Neurologists have created a hands-free, thought-controlled musical instrument. You can make music with your brain! The researchers hope that this new instrument will empower and rehabilitate patients who have motor disabilities like those from stroke, spinal cord injury, amputation or amyotrophic lateral sclerosis (ALS).
"The Encephalophone is a musical instrument that you control with your thoughts, without movement," said Thomas Deuel, a neurologist at the Swedish Medical Center and the University of Washington, as well as first author of the report.
The Encephalophone works through collecting brain signals through a cap that then transforms some of the signals into musical notes. This musical instrument is coupled with a synthesizer which allows the user to create music with a wide variety of sounds.

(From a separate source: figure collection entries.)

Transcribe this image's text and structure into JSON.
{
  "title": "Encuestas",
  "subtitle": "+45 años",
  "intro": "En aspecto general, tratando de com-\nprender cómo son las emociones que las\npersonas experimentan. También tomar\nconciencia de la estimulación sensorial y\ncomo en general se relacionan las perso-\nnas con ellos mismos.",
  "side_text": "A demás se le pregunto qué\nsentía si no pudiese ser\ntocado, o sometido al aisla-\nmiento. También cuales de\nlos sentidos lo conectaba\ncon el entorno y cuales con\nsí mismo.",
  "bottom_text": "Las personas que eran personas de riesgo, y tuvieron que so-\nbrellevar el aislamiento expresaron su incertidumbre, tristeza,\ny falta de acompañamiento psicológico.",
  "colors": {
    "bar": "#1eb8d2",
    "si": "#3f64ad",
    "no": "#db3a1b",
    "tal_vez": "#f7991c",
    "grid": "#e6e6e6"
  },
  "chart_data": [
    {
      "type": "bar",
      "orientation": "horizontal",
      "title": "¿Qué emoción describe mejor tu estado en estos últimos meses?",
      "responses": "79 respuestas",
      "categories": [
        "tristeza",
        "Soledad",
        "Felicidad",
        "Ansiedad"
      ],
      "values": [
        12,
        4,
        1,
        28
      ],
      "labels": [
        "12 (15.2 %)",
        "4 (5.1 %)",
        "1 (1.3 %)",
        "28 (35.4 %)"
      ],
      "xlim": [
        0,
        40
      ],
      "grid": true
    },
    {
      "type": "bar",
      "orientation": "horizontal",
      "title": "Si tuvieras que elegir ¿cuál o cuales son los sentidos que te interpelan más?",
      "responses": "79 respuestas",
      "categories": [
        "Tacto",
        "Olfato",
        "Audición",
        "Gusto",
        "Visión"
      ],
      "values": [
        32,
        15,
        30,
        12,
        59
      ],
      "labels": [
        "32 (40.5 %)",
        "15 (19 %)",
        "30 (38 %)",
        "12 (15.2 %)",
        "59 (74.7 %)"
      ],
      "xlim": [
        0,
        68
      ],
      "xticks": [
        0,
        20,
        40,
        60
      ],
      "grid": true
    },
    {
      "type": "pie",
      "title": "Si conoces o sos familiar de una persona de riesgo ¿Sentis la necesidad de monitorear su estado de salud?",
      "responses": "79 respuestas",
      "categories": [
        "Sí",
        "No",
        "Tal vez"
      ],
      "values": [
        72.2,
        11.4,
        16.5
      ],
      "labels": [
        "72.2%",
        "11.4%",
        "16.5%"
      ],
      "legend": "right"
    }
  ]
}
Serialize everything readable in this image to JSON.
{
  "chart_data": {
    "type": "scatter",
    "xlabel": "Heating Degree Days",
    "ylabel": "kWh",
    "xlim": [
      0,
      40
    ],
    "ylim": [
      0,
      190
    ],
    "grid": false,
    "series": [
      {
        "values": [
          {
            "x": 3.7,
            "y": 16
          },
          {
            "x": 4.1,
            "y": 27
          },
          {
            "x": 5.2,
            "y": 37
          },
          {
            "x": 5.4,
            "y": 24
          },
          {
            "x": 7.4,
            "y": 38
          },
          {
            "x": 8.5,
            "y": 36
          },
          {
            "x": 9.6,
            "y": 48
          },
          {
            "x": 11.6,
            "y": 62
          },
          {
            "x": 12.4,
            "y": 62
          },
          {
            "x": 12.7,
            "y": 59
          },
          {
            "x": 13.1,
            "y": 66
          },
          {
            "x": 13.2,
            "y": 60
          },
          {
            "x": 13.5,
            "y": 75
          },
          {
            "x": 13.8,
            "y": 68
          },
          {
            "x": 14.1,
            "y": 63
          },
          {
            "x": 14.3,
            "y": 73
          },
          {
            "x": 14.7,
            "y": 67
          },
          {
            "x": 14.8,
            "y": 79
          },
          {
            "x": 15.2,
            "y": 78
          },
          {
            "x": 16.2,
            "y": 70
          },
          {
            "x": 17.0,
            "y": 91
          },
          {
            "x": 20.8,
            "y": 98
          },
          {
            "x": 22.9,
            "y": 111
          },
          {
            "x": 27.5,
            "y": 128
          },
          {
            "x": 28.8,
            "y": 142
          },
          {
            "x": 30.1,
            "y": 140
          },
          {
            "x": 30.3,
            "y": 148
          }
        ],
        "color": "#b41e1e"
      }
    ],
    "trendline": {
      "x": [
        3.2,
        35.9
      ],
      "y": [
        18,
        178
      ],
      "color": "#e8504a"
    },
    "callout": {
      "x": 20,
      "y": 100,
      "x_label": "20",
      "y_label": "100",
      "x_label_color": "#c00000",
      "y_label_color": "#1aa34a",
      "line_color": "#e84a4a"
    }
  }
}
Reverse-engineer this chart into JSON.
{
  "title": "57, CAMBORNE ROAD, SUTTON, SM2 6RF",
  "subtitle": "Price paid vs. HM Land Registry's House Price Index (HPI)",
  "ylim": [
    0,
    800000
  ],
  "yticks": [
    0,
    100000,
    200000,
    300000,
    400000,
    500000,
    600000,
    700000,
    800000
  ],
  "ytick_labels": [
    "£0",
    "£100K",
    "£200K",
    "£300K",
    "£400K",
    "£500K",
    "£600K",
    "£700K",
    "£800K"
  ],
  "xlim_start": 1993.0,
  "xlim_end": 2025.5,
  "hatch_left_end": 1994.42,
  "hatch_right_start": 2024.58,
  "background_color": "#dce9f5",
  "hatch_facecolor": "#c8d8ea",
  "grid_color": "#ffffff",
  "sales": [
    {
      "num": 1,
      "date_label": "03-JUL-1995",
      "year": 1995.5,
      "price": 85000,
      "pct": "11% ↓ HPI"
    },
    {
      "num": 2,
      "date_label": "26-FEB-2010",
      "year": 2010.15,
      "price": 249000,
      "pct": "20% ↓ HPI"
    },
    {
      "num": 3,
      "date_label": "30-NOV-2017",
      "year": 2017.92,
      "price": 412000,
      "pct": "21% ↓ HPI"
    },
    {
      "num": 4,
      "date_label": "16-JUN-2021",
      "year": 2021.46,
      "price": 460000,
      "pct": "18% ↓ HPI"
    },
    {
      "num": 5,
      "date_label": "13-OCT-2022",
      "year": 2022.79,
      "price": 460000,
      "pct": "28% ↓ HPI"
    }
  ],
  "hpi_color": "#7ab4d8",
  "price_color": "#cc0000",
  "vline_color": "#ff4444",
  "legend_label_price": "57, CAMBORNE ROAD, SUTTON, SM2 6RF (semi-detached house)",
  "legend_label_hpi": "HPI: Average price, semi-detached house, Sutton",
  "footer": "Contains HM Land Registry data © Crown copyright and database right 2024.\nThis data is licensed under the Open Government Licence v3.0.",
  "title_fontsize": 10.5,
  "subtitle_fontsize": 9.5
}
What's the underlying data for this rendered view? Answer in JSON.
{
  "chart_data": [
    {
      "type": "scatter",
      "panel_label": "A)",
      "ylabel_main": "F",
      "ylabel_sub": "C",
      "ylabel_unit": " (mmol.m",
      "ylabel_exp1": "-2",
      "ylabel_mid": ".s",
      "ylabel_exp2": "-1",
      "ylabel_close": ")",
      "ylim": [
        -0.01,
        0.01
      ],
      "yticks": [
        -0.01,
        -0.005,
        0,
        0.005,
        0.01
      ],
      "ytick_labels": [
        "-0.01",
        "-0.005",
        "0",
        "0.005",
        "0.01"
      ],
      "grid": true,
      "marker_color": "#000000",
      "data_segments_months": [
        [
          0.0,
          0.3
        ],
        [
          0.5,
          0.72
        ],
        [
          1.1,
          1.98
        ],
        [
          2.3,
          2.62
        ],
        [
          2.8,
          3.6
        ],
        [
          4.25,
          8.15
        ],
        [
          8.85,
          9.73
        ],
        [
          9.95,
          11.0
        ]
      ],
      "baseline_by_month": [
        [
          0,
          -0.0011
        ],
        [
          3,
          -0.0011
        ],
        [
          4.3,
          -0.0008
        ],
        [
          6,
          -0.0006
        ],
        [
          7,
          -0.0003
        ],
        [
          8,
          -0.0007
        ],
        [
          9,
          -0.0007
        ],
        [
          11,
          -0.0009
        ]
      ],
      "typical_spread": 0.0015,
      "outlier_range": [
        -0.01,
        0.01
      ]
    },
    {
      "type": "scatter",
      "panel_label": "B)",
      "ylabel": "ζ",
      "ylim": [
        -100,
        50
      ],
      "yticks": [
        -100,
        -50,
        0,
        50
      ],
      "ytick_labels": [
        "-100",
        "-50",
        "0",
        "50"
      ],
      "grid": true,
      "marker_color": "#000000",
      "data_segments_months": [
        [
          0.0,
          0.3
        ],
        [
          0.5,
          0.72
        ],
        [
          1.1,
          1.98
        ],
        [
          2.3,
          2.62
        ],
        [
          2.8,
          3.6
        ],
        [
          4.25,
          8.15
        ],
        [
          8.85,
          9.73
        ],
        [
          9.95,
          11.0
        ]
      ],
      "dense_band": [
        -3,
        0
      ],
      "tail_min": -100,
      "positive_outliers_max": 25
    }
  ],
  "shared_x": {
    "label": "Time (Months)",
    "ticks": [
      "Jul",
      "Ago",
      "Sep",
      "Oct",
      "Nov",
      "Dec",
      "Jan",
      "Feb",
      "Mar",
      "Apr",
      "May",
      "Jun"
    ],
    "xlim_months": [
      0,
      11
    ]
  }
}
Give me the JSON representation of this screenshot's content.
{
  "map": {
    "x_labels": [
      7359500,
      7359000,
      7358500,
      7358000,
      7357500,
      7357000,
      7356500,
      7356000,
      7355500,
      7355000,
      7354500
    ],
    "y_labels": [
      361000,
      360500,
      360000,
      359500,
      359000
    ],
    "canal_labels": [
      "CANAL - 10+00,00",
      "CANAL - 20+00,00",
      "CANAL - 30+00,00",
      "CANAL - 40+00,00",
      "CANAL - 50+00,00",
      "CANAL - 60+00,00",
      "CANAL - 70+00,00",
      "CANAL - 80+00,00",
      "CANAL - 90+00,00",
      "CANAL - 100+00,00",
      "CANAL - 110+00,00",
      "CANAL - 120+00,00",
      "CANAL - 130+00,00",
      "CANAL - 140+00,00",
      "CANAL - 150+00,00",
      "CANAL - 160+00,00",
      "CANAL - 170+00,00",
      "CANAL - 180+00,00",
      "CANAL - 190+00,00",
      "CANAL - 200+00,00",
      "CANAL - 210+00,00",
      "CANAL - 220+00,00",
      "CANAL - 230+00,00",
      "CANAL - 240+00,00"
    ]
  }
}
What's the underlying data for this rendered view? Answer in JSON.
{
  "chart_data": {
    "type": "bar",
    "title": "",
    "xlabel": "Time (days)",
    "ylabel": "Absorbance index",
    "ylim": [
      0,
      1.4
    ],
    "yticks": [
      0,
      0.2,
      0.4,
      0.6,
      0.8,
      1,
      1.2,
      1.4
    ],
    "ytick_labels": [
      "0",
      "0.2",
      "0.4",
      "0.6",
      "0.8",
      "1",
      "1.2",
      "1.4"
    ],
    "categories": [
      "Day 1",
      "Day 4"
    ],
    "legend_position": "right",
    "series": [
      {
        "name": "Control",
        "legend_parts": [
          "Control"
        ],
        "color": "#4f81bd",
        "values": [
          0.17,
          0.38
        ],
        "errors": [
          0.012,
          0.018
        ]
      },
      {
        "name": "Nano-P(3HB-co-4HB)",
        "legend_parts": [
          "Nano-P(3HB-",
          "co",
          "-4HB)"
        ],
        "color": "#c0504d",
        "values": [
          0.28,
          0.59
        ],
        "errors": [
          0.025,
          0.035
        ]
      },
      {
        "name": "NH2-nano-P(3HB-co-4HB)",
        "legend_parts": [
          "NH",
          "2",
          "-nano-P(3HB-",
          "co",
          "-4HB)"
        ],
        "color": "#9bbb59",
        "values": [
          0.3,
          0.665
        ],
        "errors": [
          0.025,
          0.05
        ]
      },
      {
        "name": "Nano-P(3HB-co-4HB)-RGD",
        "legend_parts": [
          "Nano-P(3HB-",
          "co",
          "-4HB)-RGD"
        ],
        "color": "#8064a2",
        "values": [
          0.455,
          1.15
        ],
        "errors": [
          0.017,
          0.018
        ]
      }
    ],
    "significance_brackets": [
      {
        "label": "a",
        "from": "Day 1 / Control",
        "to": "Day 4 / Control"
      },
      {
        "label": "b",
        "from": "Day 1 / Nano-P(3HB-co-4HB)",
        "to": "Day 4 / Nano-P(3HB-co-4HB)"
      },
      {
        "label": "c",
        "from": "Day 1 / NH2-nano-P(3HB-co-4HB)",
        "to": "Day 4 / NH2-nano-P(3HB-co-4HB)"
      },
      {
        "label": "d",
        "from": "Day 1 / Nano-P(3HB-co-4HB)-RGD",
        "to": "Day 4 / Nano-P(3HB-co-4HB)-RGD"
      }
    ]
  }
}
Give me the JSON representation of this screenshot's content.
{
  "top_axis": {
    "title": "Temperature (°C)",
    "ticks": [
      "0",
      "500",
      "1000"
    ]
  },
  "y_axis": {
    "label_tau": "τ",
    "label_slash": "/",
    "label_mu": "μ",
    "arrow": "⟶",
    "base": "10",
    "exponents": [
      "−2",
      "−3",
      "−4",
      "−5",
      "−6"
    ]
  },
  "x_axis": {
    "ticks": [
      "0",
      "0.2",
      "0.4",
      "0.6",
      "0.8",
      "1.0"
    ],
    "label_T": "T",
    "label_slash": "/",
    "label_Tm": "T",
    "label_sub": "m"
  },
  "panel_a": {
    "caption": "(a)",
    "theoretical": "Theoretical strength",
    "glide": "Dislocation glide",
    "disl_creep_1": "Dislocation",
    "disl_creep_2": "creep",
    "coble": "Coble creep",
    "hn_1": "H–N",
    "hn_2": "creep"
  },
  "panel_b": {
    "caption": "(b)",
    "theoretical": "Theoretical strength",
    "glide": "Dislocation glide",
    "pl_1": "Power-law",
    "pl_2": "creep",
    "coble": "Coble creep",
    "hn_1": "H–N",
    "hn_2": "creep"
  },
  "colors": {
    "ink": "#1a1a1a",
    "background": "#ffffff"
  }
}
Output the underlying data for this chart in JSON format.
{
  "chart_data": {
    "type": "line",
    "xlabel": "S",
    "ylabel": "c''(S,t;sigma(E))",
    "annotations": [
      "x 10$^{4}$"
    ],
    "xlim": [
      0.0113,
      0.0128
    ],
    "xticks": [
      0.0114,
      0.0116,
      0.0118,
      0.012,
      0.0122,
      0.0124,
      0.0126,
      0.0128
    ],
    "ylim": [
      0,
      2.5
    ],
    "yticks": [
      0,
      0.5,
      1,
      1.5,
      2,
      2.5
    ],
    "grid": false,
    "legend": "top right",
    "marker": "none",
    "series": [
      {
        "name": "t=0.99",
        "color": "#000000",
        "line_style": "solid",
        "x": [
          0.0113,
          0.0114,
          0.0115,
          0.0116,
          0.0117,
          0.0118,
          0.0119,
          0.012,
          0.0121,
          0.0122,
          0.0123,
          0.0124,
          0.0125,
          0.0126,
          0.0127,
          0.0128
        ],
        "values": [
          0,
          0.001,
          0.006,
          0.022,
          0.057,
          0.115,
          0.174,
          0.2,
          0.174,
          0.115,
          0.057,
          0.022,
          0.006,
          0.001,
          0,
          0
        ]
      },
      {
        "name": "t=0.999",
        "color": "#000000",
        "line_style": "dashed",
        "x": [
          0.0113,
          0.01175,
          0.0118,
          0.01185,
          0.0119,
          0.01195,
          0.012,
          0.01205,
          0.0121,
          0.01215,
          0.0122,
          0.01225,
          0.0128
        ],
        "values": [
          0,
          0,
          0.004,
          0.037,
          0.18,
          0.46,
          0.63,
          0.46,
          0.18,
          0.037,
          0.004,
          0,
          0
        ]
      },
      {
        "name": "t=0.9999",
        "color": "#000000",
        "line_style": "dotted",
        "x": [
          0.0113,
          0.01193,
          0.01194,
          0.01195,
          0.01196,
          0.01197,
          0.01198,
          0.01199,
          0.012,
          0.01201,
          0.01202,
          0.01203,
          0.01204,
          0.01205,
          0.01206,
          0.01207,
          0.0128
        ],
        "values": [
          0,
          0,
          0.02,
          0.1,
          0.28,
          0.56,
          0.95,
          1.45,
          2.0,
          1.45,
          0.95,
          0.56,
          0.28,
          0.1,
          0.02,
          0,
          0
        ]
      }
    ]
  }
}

Dr. Duel developed the Encephalophone in collaboration with Dr. Felix Darvas, a physicist at the University of Washington in Duel’s independent laboratory. In the first report, they talk about the development of the instrument and their initial studies that show evidence of how easily the instrument might be used. The preliminary study demonstrated a trial group of 15 healthy adults were able to use the instrument correctly with no prior training.
The Encephalophone can be controlled by two types of brain signals — the waves associated with the visual cortex (like closing the eyes) or the brain waves associated with thinking about movement. Control by thinking about movement is most useful for disabled patients. Deuel plans to continue researching this application. Current studies show that for the small group of novice users, controlling the device by eye closing was more accurate than imagining movements.
The Encephalophone is based on old brain-computer interfaces called electroencephalography. Electroencephalography measures electrical signals in the brain. Scientists began converting these signals into sounds in the 1930s and in the 1960s they started converting these signals into music. These methods were still difficult to control and not very accessible to non-specialized individuals.
Duel has built upon this research, in collaboration with the Center for Digital Arts and Experimental Media (DXARTS), to make the Encephalophone easier to use and more musically versatile.
Deuel and his collaborators are working with more people to see how much users can improve with more extensive training. Deuel plans to begin clinical trials of the Encephalophone in later 2017 to see if it is useful or enjoyable for disabled patients.
This research was published in Frontiers in Human Neuroscience.